Click on Explore Data and select a provider and virtual index:
Select part-m-00000.avro by clicking on it. The Next button will be activated after you pick up a file:
Preview data in the Preview Data tab.

You should see how Hunk automatically for timestamp from our CDR data:

Pay attention to the Time column and the field named Time_interval from the Event column. The time_interval column keeps the time of record. Hunk should automatically use that field as a time field:

Save the source type by clicking on Save As and then Next:
In the Entering Context Settings page, select search in the App context drop-down box.
Then, navigate to Sharing context | All apps and then click on Next.
The last step allows you to review what we’ve done:
Click on Finish to create the finalized wizard.

Creating a dashbord

Now it’s time to see how the dashboards work. Let’s find the regions where the visitors face problems (status = 500) while using our online store:

index="digital_analytics" status=500 | iplocation clientip | geostats latfield=lat longfield=lon count by Country

You should see the map and the portions of error for the countries:

Now let’s save it as dashboard. Click on Save as and select Dashboard panel from drop-down menu. Name it as Web Operations.

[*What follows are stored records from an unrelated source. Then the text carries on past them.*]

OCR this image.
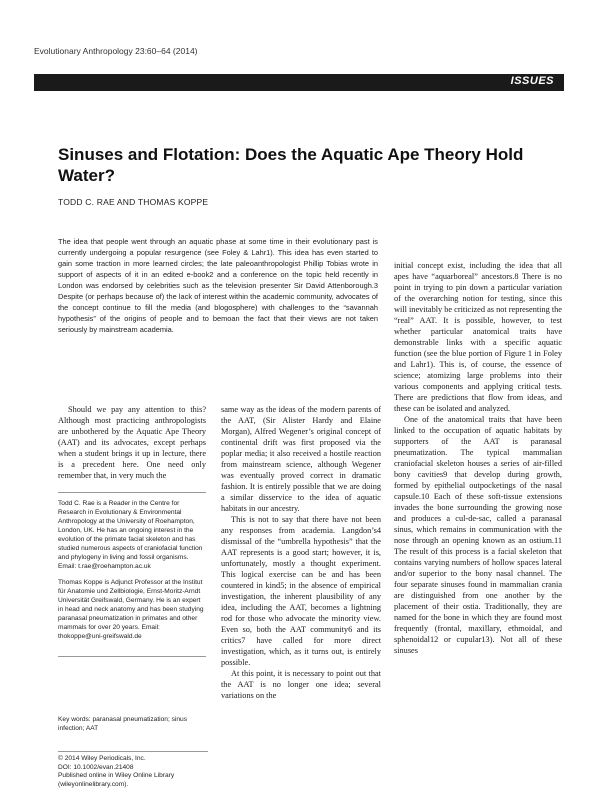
Evolutionary Anthropology 23:60–64 (2014)
ISSUES
Sinuses and Flotation: Does the Aquatic Ape Theory Hold Water?
TODD C. RAE AND THOMAS KOPPE

The idea that people went through an aquatic phase at some time in their evolutionary past is currently undergoing a popular resurgence (see Foley & Lahr1). This idea has even started to gain some traction in more learned circles; the late paleoanthropologist Phillip Tobias wrote in support of aspects of it in an edited e-book2 and a conference on the topic held recently in London was endorsed by celebrities such as the television presenter Sir David Attenborough.3 Despite (or perhaps because of) the lack of interest within the academic community, advocates of the concept continue to fill the media (and blogosphere) with challenges to the “savannah hypothesis” of the origins of people and to bemoan the fact that their views are not taken seriously by mainstream academia.

Should we pay any attention to this? Although most practicing anthropologists are unbothered by the Aquatic Ape Theory (AAT) and its advocates, except perhaps when a student brings it up in lecture, there is a precedent here. One need only remember that, in very much the

Todd C. Rae is a Reader in the Centre for Research in Evolutionary & Environmental Anthropology at the University of Roehampton, London, UK. He has an ongoing interest in the evolution of the primate facial skeleton and has studied numerous aspects of craniofacial function and phylogeny in living and fossil organisms. Email: t.rae@roehampton.ac.uk

Thomas Koppe is Adjunct Professor at the Institut für Anatomie und Zellbiologie, Ernst-Moritz-Arndt Universität Greifswald, Germany. He is an expert in head and neck anatomy and has been studying paranasal pneumatization in primates and other mammals for over 20 years. Email: thokoppe@uni-greifswald.de

Key words: paranasal pneumatization; sinus infection; AAT

© 2014 Wiley Periodicals, Inc.
DOI: 10.1002/evan.21408
Published online in Wiley Online Library
(wileyonlinelibrary.com).

same way as the ideas of the modern parents of the AAT, (Sir Alister Hardy and Elaine Morgan), Alfred Wegener’s original concept of continental drift was first proposed via the poplar media; it also received a hostile reaction from mainstream science, although Wegener was eventually proved correct in dramatic fashion. It is entirely possible that we are doing a similar disservice to the idea of aquatic habitats in our ancestry.

This is not to say that there have not been any responses from academia. Langdon’s4 dismissal of the “umbrella hypothesis” that the AAT represents is a good start; however, it is, unfortunately, mostly a thought experiment. This logical exercise can be and has been countered in kind5; in the absence of empirical investigation, the inherent plausibility of any idea, including the AAT, becomes a lightning rod for those who advocate the minority view. Even so, both the AAT community6 and its critics7 have called for more direct investigation, which, as it turns out, is entirely possible.

At this point, it is necessary to point out that the AAT is no longer one idea; several variations on the

initial concept exist, including the idea that all apes have “aquarboreal” ancestors.8 There is no point in trying to pin down a particular variation of the overarching notion for testing, since this will inevitably be criticized as not representing the “real” AAT. It is possible, however, to test whether particular anatomical traits have demonstrable links with a specific aquatic function (see the blue portion of Figure 1 in Foley and Lahr1). This is, of course, the essence of science; atomizing large problems into their various components and applying critical tests. There are predictions that flow from ideas, and these can be isolated and analyzed.

One of the anatomical traits that have been linked to the occupation of aquatic habitats by supporters of the AAT is paranasal pneumatization. The typical mammalian craniofacial skeleton houses a series of air-filled bony cavities9 that develop during growth, formed by epithelial outpocketings of the nasal capsule.10 Each of these soft-tissue extensions invades the bone surrounding the growing nose and produces a cul-de-sac, called a paranasal sinus, which remains in communication with the nose through an opening known as an ostium.11 The result of this process is a facial skeleton that contains varying numbers of hollow spaces lateral and/or superior to the bony nasal channel. The four separate sinuses found in mammalian crania are distinguished from one another by the placement of their ostia. Traditionally, they are named for the bone in which they are found most frequently (frontal, maxillary, ethmoidal, and sphenoidal12 or cupular13). Not all of these sinuses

You should get a new dashboard with a single panel and our report on it. We have several previously created reports. Let’s add them to the newly created dashboard using separate panels:

Click on Edit and then Edit panels.
Select Add new panel and then New from report, and add one of our previous reports.

Summary

In this article, you learned how to extract Hunk to VM. We also saw how to set up Hunk variables and configuration files. You learned how to run Hunk and how to set up the data provided and a virtual index for the CDR data. Setting up a connection to Hadoop and a virtual index for the data stored in Hadoop were also covered in detail. Apart from these, you also learned how to create a dashboard.